QSPI Flash Usage

Hi there;

I’m currently finishing up my updates for Pollen8+FM, and I’ve made the decision to remove the fatfs file system for saving patches to SD, and to replace it with the QSPI - as the fatfs system was taking up more flash than I had room for.

My concern with this, is that I’m sure people are already using the QSPI flash for saving other “stuff” (I believe owlsy uses this, not sure about oopsy or any other projects).

While I’m currently trying to make the impact as minimal as possible (by looking for a large contiguous 0xFF blank space to store the rudimentary file system), I just wanted to judge the kind of impact messing with the QSPI flash would have on people’s “other” projects - e.g. I wouldn’t want to be the cause of a scenario where you’ve been in the middle of working with something, and upload the new synth to try it out only to wipe out any other save data etc. Implementing an “are you sure?” function on the field / patch is admittedly a bit easier to implement vs the pod, and this synth supports all 3 modules.

Do note - I haven’t tried owlsy or oopsy or any other projects that use the qspi flash at this time, so I am not familiar with how the flash data is being used, so this might be moot anyway if it can all be re-downloaded with ease from a PC etc…

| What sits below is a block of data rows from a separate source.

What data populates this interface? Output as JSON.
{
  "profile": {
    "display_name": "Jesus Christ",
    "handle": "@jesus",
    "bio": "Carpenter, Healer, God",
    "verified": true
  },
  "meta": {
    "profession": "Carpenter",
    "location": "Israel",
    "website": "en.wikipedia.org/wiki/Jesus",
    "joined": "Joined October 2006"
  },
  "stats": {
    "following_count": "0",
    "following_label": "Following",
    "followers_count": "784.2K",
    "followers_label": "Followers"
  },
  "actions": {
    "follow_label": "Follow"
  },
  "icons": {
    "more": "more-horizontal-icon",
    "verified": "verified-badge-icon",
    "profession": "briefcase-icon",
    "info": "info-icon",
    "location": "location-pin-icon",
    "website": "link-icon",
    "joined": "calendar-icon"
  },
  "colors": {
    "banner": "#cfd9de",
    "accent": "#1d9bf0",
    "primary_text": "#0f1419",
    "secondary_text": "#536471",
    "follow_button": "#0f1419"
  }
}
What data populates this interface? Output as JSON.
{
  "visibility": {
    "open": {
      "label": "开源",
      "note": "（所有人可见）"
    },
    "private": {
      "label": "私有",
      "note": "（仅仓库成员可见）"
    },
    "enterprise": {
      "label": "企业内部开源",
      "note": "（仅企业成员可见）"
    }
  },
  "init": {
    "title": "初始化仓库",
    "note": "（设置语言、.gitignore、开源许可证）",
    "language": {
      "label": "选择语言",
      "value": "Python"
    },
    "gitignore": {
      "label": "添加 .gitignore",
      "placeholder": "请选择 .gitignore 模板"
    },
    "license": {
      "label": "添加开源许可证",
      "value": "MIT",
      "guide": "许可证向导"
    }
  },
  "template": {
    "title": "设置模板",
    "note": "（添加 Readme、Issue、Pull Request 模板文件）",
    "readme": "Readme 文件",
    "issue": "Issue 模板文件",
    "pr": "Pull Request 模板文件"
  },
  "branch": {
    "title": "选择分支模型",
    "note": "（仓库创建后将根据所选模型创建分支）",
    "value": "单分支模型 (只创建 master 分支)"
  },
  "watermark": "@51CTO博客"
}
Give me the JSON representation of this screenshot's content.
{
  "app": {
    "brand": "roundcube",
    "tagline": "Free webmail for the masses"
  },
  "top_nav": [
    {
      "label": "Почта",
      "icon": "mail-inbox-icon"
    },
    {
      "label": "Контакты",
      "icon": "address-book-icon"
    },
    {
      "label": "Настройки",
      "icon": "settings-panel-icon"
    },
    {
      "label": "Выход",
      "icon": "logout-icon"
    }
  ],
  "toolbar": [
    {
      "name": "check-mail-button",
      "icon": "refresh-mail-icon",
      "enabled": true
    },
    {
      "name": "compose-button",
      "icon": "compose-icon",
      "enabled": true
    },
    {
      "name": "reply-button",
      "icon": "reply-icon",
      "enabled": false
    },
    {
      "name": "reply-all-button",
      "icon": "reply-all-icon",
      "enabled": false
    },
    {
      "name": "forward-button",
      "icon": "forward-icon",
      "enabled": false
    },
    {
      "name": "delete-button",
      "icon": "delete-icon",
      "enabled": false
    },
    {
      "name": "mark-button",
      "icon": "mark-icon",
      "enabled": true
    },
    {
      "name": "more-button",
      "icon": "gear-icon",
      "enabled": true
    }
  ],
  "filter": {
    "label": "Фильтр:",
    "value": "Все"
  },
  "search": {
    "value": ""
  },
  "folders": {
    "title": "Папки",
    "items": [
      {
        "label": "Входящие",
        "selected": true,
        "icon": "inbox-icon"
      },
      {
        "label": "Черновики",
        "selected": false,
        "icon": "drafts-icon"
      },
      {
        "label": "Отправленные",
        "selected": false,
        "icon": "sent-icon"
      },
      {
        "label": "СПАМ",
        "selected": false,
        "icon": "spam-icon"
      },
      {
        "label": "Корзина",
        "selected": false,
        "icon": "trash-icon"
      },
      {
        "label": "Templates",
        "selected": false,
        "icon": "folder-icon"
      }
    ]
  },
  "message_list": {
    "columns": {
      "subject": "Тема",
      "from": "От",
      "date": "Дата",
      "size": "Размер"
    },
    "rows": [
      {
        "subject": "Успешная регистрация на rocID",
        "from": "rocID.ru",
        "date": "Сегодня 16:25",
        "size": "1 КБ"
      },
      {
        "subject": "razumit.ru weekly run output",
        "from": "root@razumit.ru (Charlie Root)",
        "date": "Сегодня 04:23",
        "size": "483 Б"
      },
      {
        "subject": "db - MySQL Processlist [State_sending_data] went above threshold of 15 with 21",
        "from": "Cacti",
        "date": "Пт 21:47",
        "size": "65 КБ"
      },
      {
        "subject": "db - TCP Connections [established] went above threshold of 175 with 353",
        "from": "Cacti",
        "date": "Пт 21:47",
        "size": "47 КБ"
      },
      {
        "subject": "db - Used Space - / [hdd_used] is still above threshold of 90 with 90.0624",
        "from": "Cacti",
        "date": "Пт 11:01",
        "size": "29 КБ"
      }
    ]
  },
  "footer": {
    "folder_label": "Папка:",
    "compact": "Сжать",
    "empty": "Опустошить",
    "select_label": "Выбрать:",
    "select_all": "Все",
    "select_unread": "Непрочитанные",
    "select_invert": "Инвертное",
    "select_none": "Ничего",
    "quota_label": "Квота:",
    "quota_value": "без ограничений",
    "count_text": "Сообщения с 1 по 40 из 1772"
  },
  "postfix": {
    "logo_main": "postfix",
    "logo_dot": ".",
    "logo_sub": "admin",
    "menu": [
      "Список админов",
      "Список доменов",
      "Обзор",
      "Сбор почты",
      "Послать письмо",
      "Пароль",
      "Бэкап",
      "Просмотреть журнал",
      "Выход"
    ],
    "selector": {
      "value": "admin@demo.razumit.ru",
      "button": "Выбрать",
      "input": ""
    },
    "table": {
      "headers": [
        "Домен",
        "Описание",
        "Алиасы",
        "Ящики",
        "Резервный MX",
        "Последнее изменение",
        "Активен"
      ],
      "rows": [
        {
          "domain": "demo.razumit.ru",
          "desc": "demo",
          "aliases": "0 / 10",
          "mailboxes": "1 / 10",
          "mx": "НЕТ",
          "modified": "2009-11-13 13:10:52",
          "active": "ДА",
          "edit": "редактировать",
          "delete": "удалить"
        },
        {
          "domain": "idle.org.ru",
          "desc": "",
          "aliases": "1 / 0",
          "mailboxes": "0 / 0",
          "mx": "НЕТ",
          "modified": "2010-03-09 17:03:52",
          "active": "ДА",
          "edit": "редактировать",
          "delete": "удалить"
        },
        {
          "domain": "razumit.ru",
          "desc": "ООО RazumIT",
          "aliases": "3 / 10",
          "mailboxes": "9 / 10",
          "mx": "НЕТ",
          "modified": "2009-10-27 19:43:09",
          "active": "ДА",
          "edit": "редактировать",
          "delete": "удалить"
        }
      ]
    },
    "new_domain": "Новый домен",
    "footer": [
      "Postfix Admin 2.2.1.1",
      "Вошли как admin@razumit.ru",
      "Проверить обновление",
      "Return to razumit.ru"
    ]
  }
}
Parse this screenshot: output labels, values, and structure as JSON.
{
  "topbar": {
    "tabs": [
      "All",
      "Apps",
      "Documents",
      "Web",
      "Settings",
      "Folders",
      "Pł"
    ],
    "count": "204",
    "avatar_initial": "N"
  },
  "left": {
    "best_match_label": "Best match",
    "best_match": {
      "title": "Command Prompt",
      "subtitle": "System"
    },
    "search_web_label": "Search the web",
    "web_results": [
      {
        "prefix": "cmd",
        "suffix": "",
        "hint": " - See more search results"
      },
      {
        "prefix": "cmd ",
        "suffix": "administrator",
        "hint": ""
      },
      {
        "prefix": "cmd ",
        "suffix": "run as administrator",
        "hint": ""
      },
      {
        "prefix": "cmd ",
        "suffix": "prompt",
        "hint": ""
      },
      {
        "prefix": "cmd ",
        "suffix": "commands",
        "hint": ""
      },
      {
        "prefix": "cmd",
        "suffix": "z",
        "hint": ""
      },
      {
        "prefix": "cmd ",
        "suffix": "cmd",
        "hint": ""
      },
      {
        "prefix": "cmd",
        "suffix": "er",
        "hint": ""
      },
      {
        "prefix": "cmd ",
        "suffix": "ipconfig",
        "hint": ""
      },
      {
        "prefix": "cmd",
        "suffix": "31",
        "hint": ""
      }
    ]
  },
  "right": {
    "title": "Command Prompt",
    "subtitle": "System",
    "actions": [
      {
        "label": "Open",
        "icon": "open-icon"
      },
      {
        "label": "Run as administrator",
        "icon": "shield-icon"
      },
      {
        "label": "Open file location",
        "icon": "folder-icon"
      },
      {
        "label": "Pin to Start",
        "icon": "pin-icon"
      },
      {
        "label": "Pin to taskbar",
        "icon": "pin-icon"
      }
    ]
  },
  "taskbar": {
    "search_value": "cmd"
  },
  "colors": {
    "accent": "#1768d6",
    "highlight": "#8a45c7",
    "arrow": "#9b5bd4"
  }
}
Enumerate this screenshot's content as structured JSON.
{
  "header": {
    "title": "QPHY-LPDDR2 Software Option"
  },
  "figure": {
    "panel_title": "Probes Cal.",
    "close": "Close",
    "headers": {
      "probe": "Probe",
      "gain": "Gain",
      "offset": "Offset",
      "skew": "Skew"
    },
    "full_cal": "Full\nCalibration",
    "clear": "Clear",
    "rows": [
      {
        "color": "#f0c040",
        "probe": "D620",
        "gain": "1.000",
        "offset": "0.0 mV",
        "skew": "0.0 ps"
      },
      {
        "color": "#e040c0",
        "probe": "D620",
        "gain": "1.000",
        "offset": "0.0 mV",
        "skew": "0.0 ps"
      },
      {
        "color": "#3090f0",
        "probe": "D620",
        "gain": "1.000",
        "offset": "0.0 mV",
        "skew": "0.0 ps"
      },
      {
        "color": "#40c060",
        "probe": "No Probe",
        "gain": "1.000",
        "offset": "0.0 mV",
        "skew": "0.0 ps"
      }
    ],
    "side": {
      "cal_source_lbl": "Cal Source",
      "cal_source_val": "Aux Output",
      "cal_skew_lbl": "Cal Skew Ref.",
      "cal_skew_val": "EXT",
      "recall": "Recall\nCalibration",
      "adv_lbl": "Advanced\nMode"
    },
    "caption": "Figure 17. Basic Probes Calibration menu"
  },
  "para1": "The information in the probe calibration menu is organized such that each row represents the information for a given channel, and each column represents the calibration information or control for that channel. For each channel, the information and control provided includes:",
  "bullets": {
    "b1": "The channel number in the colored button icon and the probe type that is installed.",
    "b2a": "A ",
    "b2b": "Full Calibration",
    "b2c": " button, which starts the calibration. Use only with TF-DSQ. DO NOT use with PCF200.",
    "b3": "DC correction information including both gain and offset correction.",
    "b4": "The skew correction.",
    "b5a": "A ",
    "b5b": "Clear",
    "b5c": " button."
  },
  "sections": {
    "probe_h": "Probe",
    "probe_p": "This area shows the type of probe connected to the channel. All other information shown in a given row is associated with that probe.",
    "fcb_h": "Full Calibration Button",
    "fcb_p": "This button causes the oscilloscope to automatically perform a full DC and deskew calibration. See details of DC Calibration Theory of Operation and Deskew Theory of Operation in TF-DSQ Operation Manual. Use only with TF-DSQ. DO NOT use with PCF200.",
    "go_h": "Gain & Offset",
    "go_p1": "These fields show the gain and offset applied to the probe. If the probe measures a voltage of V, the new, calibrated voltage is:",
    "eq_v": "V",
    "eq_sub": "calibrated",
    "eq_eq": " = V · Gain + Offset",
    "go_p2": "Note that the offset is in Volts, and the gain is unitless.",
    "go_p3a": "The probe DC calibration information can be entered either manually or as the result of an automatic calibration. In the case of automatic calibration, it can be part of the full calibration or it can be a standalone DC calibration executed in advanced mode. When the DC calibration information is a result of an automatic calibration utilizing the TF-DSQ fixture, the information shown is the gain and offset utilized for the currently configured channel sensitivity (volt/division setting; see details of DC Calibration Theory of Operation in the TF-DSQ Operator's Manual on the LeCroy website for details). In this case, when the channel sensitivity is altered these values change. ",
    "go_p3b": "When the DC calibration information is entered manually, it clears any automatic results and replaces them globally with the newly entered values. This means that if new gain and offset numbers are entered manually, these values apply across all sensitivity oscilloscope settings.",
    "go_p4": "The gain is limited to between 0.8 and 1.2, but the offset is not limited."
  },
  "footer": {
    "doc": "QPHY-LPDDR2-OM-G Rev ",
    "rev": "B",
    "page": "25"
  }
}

Please let me know your thoughts if you have any / have a chance!

Thank you!

Yes, the entire firmware and user patches would be stored on QSPI. Internal flash is only used for bootloader. It’s not a problem, because there’s no expectation that OWL firmware would be running along with anything else on the same hardware.

Owlsy would use first 512k of QSPI for storing firmware and remaining would be utilized as data storage (for patches and resources). So if you’d like to avoid corrupting patches/data for anyone running OWL, you could only use the first 512k. This would require reflashing firmware after your patch, but it’s not a big deal.

Alright, thanks that’s good to know…!

If I don’t write from the first byte onwards (likely < 512K for presets anyway), I was thinking on either searching through the qspi for a large blank region and put stuff a bit “beyond” there, or simply writing backwards from the end address - really the synth uses about 4K - maybe - per patch and I don’t foresee anyone storing more than 20-30 presets with it - then again you never know.

Interesting - I’ve been meaning to try to get software running from the sdram and/or the qspi… Curiously, how much of a pain was that to get to build/link, and how is the performance for firmware running on the qspi…?

Thanks!

If you’ll be releasing source for this, you could just make address configurable. Otherwise, don’t worry too much. Eventually there would be some kind of official data storage in libDaisy.

Owlsy is actually not running from QSPI, it gets copied to SRAM by bootloader. This is required because we want to write patches from firmware and we can’t do that while we execute from QSPI. So performance is not a problem - it’s as fast as it can be. Executing from QSPI would be somewhat slower, but it shouldn’t be too bad thanks to cache.

Yes, this requires a custom linker script and bootloader. Most things gets configured via linker script. Firmware is placed in several sections of memory, not just one. Info about addresses/sizes of those areas are stored in a separate structure as firmware header - also exported by linker. The bootloader reads that structure and preloads everything to correct addresses before running firmware. The pain… it hurts just to describe it! But results are pretty flexible and at least I didn’t have to customize the assembly startup script.